Limitations & Future Work¶
- Only focuses on comparative bias between two entities, without addressing bias scenarios involving multiple entities or open-ended generation.
- Prompt-specific search for scaling factors increases inference latency (up to 33 extra forward passes per prompt), making it unsuitable for real-time applications.
- Only validated on decoder-only models; applicability to encoder-decoder or encoder-only architectures remains unknown.
- Although the EBS metric is intuitive, it may not be sensitive enough to extreme bias ratios.
- Scaling may alter the normalization properties of the attention matrix (since it is not re-normalized after scaling), lacking theoretical guarantees.
Related Work & Insights¶
- Causal Tracing: Meng et al.'s ROME/MEMIT methods localize the storage of factual knowledge through causal interventions. Atlas applies a similar concept to bias localization at a much lower computational cost.
- PASTA: A method for steering at the attention level. The comparison with Atlas showcases the advantages of prompt-specific approaches.
- Insights for Interpretability Research: The discovery that bias "clusters" in specific layers provides new tools for understanding bias at the mechanistic level.

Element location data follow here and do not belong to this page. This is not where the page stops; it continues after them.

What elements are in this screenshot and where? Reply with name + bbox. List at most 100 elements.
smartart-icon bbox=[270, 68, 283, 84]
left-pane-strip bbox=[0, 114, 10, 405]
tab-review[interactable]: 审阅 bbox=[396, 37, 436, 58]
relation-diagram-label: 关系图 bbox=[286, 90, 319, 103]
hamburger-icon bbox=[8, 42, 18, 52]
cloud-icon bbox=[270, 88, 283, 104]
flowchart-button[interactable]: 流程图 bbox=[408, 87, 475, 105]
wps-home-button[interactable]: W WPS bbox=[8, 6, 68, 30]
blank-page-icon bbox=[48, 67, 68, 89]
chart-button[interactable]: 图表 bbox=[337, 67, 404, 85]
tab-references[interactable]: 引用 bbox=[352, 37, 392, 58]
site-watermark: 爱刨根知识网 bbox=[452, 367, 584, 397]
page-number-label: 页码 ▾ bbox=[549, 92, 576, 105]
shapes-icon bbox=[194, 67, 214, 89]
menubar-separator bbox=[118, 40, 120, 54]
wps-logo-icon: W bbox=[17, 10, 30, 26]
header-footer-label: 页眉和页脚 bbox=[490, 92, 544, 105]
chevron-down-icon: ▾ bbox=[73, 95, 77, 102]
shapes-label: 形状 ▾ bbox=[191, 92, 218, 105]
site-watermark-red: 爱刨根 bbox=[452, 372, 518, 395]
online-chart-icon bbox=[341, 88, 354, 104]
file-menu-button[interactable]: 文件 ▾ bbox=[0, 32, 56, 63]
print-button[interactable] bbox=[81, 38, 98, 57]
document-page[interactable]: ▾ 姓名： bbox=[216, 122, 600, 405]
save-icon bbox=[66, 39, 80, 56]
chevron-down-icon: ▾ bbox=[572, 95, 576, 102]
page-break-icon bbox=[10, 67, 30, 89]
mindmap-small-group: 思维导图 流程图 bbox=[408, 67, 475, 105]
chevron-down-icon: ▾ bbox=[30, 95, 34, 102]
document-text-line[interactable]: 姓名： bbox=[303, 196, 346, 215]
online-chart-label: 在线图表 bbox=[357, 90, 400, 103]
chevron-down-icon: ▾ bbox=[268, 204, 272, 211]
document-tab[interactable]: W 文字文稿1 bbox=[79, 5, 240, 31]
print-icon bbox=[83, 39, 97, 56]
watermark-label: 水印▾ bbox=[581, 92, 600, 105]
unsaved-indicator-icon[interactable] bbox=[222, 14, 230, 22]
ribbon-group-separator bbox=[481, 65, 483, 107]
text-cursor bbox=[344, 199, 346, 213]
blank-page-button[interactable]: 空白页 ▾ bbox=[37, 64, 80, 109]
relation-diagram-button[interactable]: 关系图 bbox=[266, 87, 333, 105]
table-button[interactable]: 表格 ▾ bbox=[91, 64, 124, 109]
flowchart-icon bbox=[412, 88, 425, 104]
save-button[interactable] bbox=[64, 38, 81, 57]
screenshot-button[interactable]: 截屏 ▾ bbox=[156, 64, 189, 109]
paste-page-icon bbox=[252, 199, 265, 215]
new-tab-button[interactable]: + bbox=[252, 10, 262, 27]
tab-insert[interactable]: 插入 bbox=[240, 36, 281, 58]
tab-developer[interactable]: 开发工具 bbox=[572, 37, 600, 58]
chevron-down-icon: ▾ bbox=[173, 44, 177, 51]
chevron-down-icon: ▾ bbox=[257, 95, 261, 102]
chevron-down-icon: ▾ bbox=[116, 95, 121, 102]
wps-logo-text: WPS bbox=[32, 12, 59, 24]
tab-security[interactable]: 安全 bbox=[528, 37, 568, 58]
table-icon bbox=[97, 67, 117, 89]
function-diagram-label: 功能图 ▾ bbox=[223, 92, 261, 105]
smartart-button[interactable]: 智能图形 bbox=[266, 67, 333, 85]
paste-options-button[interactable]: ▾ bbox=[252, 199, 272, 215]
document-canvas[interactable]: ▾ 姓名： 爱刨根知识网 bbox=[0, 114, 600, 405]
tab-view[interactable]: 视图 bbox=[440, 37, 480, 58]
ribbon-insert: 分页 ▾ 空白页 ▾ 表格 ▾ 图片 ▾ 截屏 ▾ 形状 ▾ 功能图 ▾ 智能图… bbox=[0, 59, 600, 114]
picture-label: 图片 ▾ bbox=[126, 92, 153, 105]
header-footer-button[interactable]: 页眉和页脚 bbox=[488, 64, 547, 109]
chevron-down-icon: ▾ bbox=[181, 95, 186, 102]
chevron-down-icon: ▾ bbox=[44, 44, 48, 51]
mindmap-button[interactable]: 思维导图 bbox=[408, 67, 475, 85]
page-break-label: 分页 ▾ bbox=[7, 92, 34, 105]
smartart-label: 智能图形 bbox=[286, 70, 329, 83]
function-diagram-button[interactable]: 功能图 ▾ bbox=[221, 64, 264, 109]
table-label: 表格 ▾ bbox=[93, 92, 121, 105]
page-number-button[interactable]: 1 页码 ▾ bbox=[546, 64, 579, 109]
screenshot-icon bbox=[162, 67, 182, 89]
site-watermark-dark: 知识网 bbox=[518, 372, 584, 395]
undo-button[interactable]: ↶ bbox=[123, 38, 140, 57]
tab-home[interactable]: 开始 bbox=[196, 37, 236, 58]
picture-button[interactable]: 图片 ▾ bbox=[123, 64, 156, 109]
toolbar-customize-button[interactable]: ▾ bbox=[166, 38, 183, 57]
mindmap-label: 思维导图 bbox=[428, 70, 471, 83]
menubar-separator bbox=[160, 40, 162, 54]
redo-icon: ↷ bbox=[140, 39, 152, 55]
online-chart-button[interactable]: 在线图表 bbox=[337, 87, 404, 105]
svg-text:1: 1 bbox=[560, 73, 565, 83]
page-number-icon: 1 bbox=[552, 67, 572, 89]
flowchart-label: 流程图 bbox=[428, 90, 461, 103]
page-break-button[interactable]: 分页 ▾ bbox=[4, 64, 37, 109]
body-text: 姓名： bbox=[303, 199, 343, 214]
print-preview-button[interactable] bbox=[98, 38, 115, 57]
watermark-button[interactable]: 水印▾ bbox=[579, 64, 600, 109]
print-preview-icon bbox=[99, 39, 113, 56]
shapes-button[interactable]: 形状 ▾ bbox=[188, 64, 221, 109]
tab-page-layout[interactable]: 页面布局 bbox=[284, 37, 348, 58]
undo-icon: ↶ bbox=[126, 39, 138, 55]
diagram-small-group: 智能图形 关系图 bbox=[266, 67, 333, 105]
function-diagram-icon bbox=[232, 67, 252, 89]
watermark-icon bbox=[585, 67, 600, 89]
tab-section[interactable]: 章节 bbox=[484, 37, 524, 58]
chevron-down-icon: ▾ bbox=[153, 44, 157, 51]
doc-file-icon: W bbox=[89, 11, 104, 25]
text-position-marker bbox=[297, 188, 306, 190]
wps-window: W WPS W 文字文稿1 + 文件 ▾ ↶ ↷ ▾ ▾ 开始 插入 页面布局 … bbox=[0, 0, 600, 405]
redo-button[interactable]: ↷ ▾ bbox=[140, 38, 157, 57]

- Insights for Fair LLM Deployment: Atlas can serve as a low-cost, plug-and-play bias mitigation strategy, suitable for post-processing deployed models.
Rating¶
- Novelty: ⭐⭐⭐⭐ The combination of attention analysis and inference-time scaling intervention is simple yet effective, and the localization of bias to specific layers is insightful.
- Experimental Thoroughness: ⭐⭐⭐⭐ 4 models × 3 datasets × multiple bias categories + comparison with multiple baselines + fluency evaluation + localization validation.
- Writing Quality: ⭐⭐⭐⭐⭐ Clear definitions, systematic methodologies, and rich, persuasive visual figures.
- Value: ⭐⭐⭐⭐ Training-free inference-time bias mitigation methods possess high practical value, and the findings of bias localization are theoretically revealing.